Wollter

Thriller-Drama nach wahren Begebenheiten

Über den Tatsachen-Roman

Die Erlebnisse eines 16jährigen Schülers in der DDR, der aus politischen Gründen zu mehreren Jahren Haft verurteilt, inhaftiert und viele Monate in verschärfter Einzelhaft verbringen musste, sind Grundlage dieser spannenden wie auch ereignisreichen und dramatischen Geschichte des Romanhelden Wollter, der nach der Haft mit 18 Jahren gegen seinen Willen aus der DDR ausgebürgert und in die BRD abgeschoben wird. Wollter, der mit den Verhältnissen in der BRD nicht vertraut ist, der dort keine Verwandten oder Bekannte hat und dem weder Behörden noch Organisationen helfend unter die Arme greifen, findet nur Anschluss zum kriminellen Milieu. Er wird verhaftet und kann - sarkastisch gesagt - nun Unterschiede und Gemeinsamkeiten zwischen DDR-Knast und BRD-Strafvollzug am eigenen Leibe erleben.
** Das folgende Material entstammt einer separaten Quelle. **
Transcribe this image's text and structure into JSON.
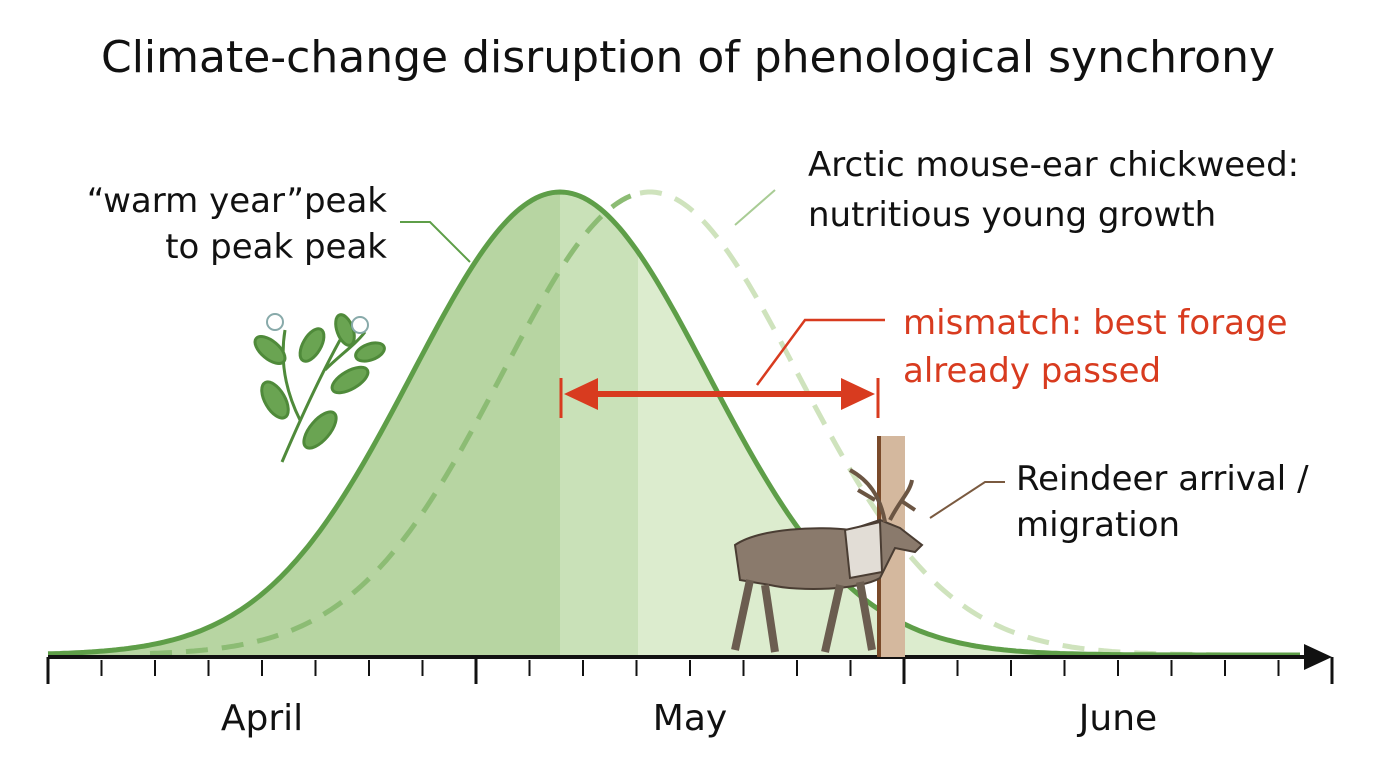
{
  "title": "Climate-change disruption of phenological synchrony",
  "annotations": {
    "warm_peak": [
      "“warm year”peak",
      "to peak peak"
    ],
    "chickweed": [
      "Arctic mouse-ear chickweed:",
      "nutritious young growth"
    ],
    "mismatch": [
      "mismatch: best forage",
      "already passed"
    ],
    "reindeer": [
      "Reindeer arrival /",
      "migration"
    ]
  },
  "axis": {
    "months": [
      "April",
      "May",
      "June"
    ]
  }
}
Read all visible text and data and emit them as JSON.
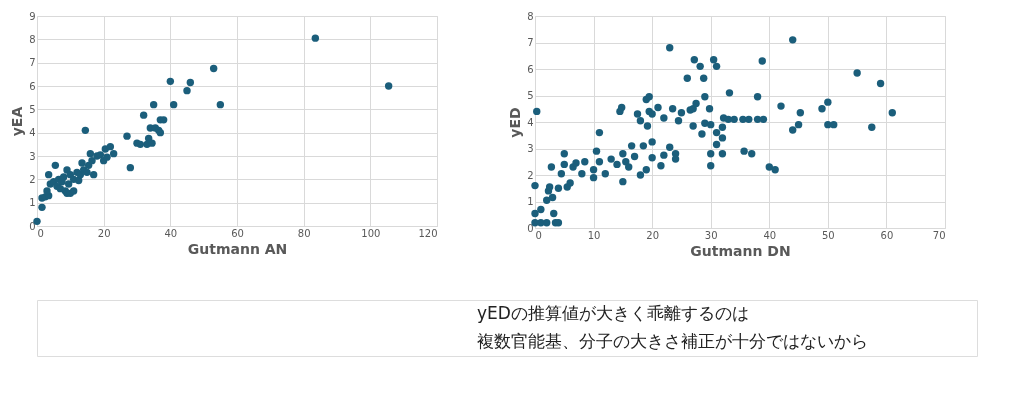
{
  "chart_data": [
    {
      "type": "scatter",
      "xlabel": "Gutmann AN",
      "ylabel": "yEA",
      "xlim": [
        0,
        120
      ],
      "xticks": [
        0,
        20,
        40,
        60,
        80,
        100,
        120
      ],
      "ylim": [
        0,
        9
      ],
      "yticks": [
        0,
        1,
        2,
        3,
        4,
        5,
        6,
        7,
        8,
        9
      ],
      "grid": true,
      "marker": "circle",
      "series": [
        {
          "color": "#1b5e7b",
          "x": [
            0,
            1.5,
            1.5,
            2.5,
            3.5,
            3,
            3.5,
            4,
            5,
            5.5,
            6,
            6.5,
            7,
            7.5,
            8,
            8.5,
            9,
            9,
            9.5,
            10,
            10,
            11,
            11,
            12,
            12.5,
            13,
            13.5,
            14,
            14.5,
            15,
            15.5,
            16,
            16.5,
            17,
            18,
            19,
            20,
            20.5,
            21,
            22,
            23,
            27,
            28,
            30,
            31,
            32,
            33,
            33.5,
            34,
            34.5,
            35,
            35.5,
            36.5,
            37,
            37,
            38,
            40,
            41,
            45,
            46,
            53,
            55,
            83.5,
            105.5
          ],
          "values": [
            0.2,
            0.8,
            1.2,
            1.25,
            1.3,
            1.5,
            2.2,
            1.8,
            1.9,
            2.6,
            1.7,
            2.0,
            1.6,
            1.9,
            2.1,
            1.5,
            1.4,
            2.4,
            1.8,
            2.2,
            1.4,
            1.5,
            2.0,
            2.3,
            1.95,
            2.2,
            2.7,
            2.4,
            4.1,
            2.3,
            2.6,
            3.1,
            2.8,
            2.2,
            3.0,
            3.05,
            2.8,
            3.3,
            2.95,
            3.4,
            3.1,
            3.85,
            2.5,
            3.55,
            3.5,
            4.75,
            3.5,
            3.75,
            4.2,
            3.55,
            5.2,
            4.2,
            4.1,
            4.55,
            4.0,
            4.55,
            6.2,
            5.2,
            5.8,
            6.15,
            6.75,
            5.2,
            8.05,
            6.0
          ]
        }
      ]
    },
    {
      "type": "scatter",
      "xlabel": "Gutmann DN",
      "ylabel": "yED",
      "xlim": [
        0,
        70
      ],
      "xticks": [
        0,
        10,
        20,
        30,
        40,
        50,
        60,
        70
      ],
      "ylim": [
        0,
        8
      ],
      "yticks": [
        0,
        1,
        2,
        3,
        4,
        5,
        6,
        7,
        8
      ],
      "grid": true,
      "marker": "circle",
      "annotations": [
        "yEDの推算値が大きく乖離するのは",
        "複数官能基、分子の大きさ補正が十分ではないから"
      ],
      "series": [
        {
          "color": "#1b5e7b",
          "x": [
            0,
            0,
            0,
            0.3,
            1,
            1,
            2,
            2,
            2.3,
            2.5,
            2.8,
            3,
            3.2,
            3.5,
            4,
            4,
            4.5,
            5,
            5,
            5.5,
            6,
            6.5,
            7,
            8,
            8.5,
            10,
            10,
            10.5,
            11,
            11,
            12,
            13,
            14,
            14.5,
            14.8,
            15,
            15,
            15.5,
            16,
            16.5,
            17,
            17.5,
            18,
            18,
            18.5,
            19,
            19,
            19.2,
            19.5,
            19.5,
            20,
            20,
            20,
            21,
            21.5,
            22,
            22,
            23,
            23,
            23.5,
            24,
            24,
            24.5,
            25,
            26,
            26.5,
            27,
            27,
            27.2,
            27.5,
            28.2,
            28.5,
            28.8,
            29,
            29,
            29.8,
            30,
            30,
            30,
            30.5,
            31,
            31,
            31,
            32,
            32,
            32,
            32.2,
            33,
            33.2,
            34,
            35.5,
            35.7,
            36.5,
            37,
            38,
            38,
            38.8,
            39,
            40,
            41,
            42,
            44,
            44,
            45,
            45.3,
            49,
            50,
            50,
            51,
            55,
            57.5,
            59,
            61
          ],
          "values": [
            0.2,
            0.55,
            1.6,
            4.4,
            0.7,
            0.2,
            0.2,
            1.05,
            1.4,
            1.55,
            2.3,
            1.15,
            0.55,
            0.2,
            1.5,
            0.2,
            2.05,
            2.8,
            2.4,
            1.55,
            1.7,
            2.3,
            2.45,
            2.05,
            2.5,
            1.9,
            2.2,
            2.9,
            3.6,
            2.5,
            2.05,
            2.6,
            2.4,
            4.4,
            4.55,
            1.75,
            2.8,
            2.5,
            2.3,
            3.1,
            2.7,
            4.3,
            4.05,
            2.0,
            3.1,
            4.85,
            2.2,
            3.85,
            4.95,
            4.4,
            4.3,
            3.25,
            2.65,
            4.55,
            2.35,
            4.15,
            2.75,
            6.8,
            3.05,
            4.5,
            2.8,
            2.6,
            4.05,
            4.35,
            5.65,
            4.45,
            4.5,
            3.85,
            6.35,
            4.7,
            6.1,
            3.55,
            5.65,
            4.95,
            3.95,
            4.5,
            2.35,
            2.8,
            3.9,
            6.35,
            3.15,
            6.1,
            3.6,
            3.8,
            3.4,
            2.8,
            4.15,
            4.1,
            5.1,
            4.1,
            4.1,
            2.9,
            4.1,
            2.8,
            4.95,
            4.1,
            6.3,
            4.1,
            2.3,
            2.2,
            4.6,
            3.7,
            7.1,
            3.9,
            4.35,
            4.5,
            4.75,
            3.9,
            3.9,
            5.85,
            3.8,
            5.45,
            4.35
          ]
        }
      ]
    }
  ]
}
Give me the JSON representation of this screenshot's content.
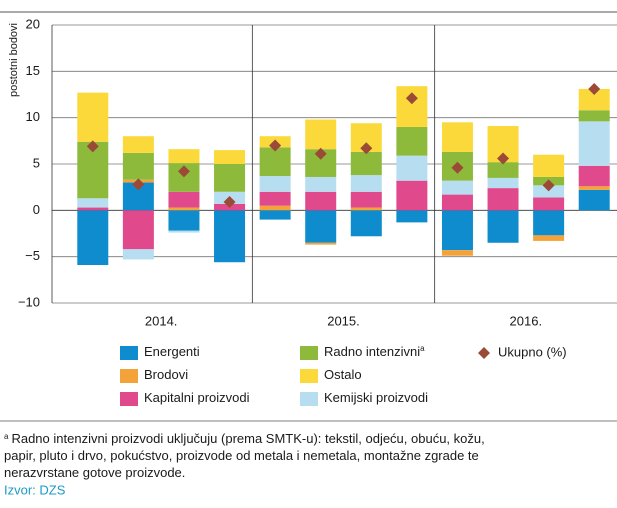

Der erfolgreiche Roman Wollter ist ein rasanter Thriller, dessen Haupthandlungen sich in der Zeit von Mitte der 1970er Jahre bis Ende der 1980er Jahre ereigneten.

Ein überaus intensives Leseerlebnis bietet Ihnen das Thriller-Drama Wollter.
Gebundene Ausgabe

Wollter

Thriller-Drama von

Olaf W. Fichte

Wollter: Fünfzehnter Teil

Autor: Olaf W. Fichte (Kommentare: 0)

Was war das denn für eine Kultur, die mich in ihre Arme schloss? Gar nicht so einfach. Dazu muss man zunächst einmal wissen, dass es viele Zweige der Kultur gibt. Deshalb ist Kultur nicht gleich Kultur. Oder eben doch. Auf jeden Fall aber hat sie viele Facetten. Eine unverständlicher als die andere. Aber eigentlich auch nicht. Denn Kultur ist immer alt und irgendwie auch neu, aber schon länger da und alle nehmen daran teil. Wenn also jemand seinen Frühstückstisch nicht abräumt, hat er nach vier Wochen eine Frühstückskultur – mitten in der Küche. Und wenn einer etwas ablegt, aber nicht spült, dann hat er nach ein paar Tagen eine, na ja, eben eine andere Kultur im Badezimmer. Daneben gibt es dann auch noch Kulturkreise. Aber das ist nicht so kompliziert. Das sind moderne Lieder singende alte Menschen. So einfach ist das. Muss einem nur richtig erklärt werden – von kompetenter Seite, versteht sich. Ist wohl besser, ich schlafe jetzt.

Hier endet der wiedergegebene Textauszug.